Mary Osborne, Duchess of Leeds (23 November 1723 – 3 August 1764), born Lady Mary Godolphin, was a daughter of Henrietta Godolphin, née Churchill, 2nd Duchess of Marlborough, and Francis Godolphin, 2nd Earl of Godolphin, making her granddaughter to the powerful government trio during the reign of Queen Anne of Great Britain: the famous general and politician John Churchill, 1st Duke of Marlborough, and his wife Sarah, Duchess of Marlborough, through her mother; and Sidney Godolphin, 1st Earl of Godolphin, through her father.

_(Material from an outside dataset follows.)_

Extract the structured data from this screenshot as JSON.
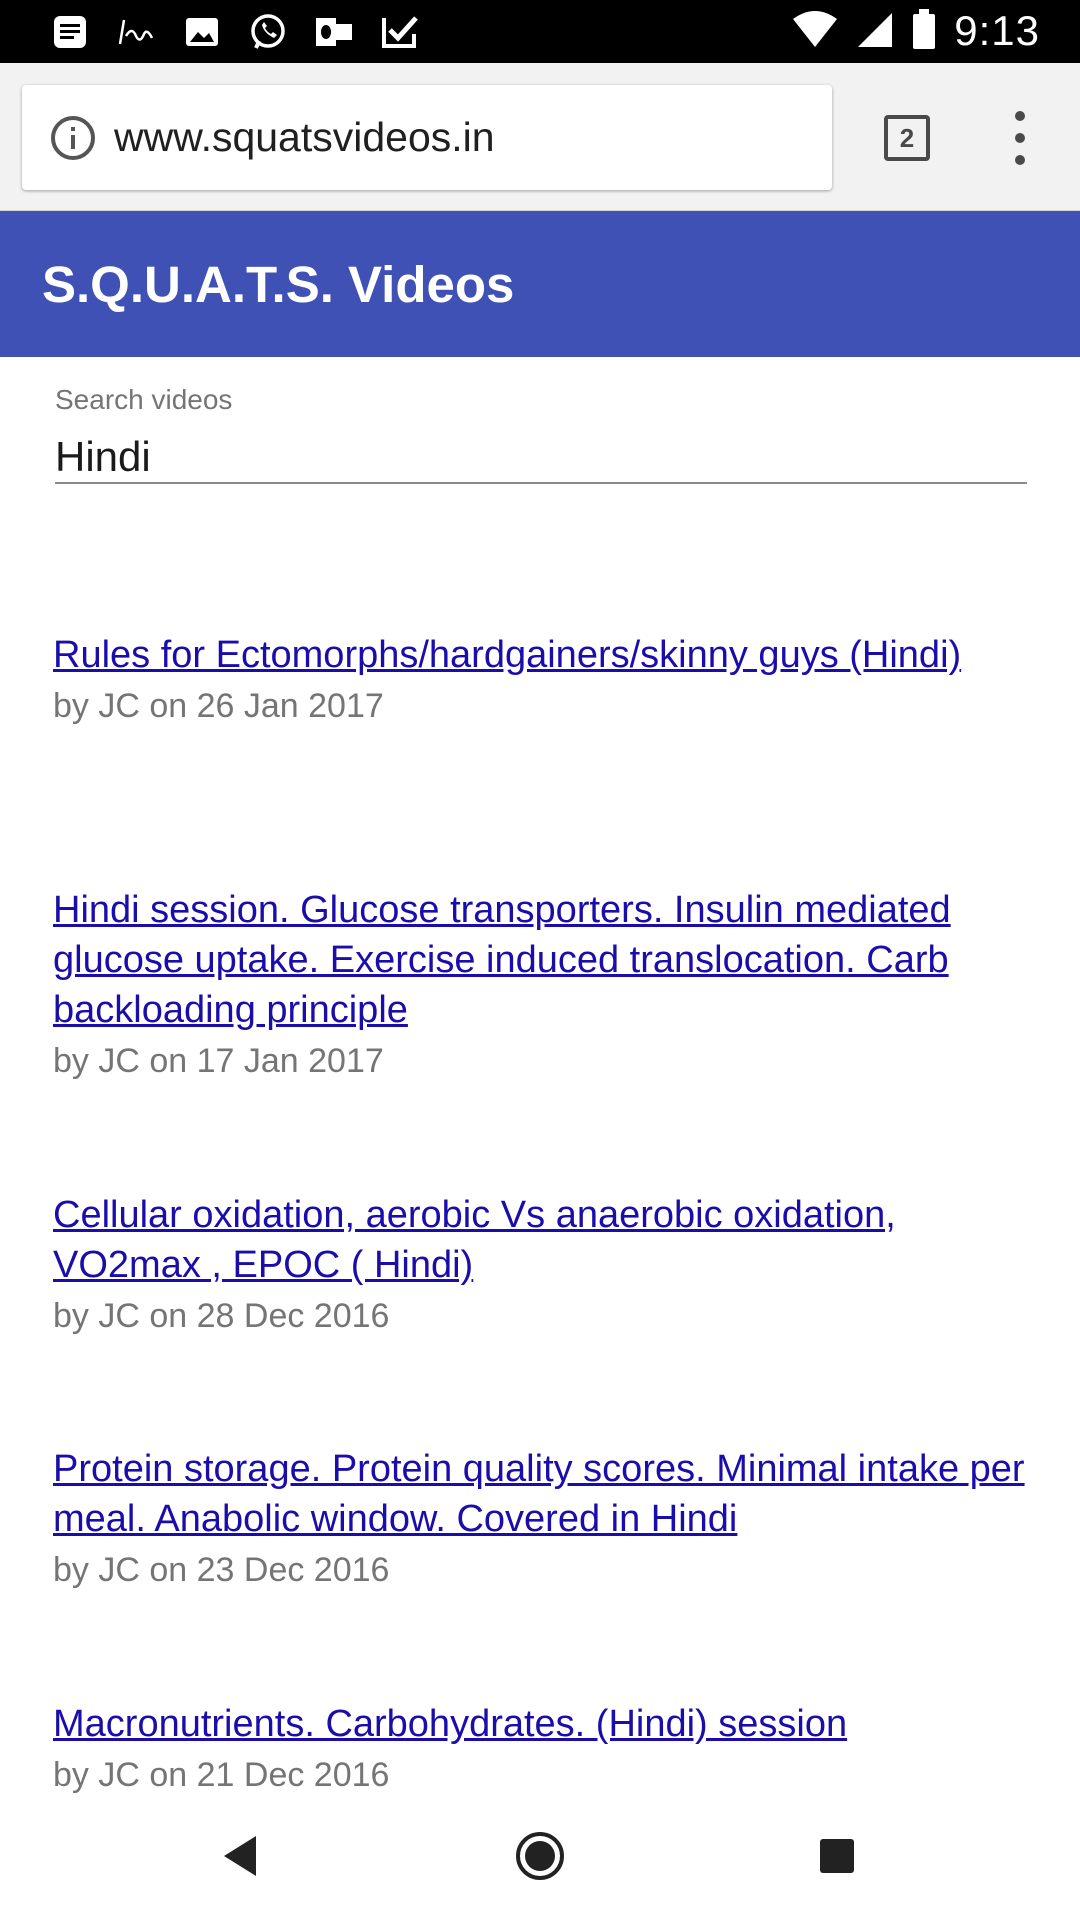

Lady Mary was considered to be the illegitimate child of the famous playwright William Congreve, with whom Henrietta, Duchess of Marlborough, was having a long-term relationship. She was, however, recognised by Francis as his own daughter, and was raised by him with the other Godolphin children. Despite this, gossip spread rapidly about Lady Mary's paternity, and her maternal grandmother did not recognise her until 1740, when the two reconciled their differences. It was at this time that Sarah, Dowager Duchess of Marlborough, arranged Lady Mary's marriage to Thomas Osborne, 4th Duke of Leeds; they were married on 26 June 1740. They had one surviving child, Francis Godolphin Osborne (styled Marquess of Carmarthen, later 5th Duke of Leeds and Secretary of State for Foreign Affairs), who was born on 29 January 1751.

Mary, Duchess of Leeds, died in 1764, aged 40.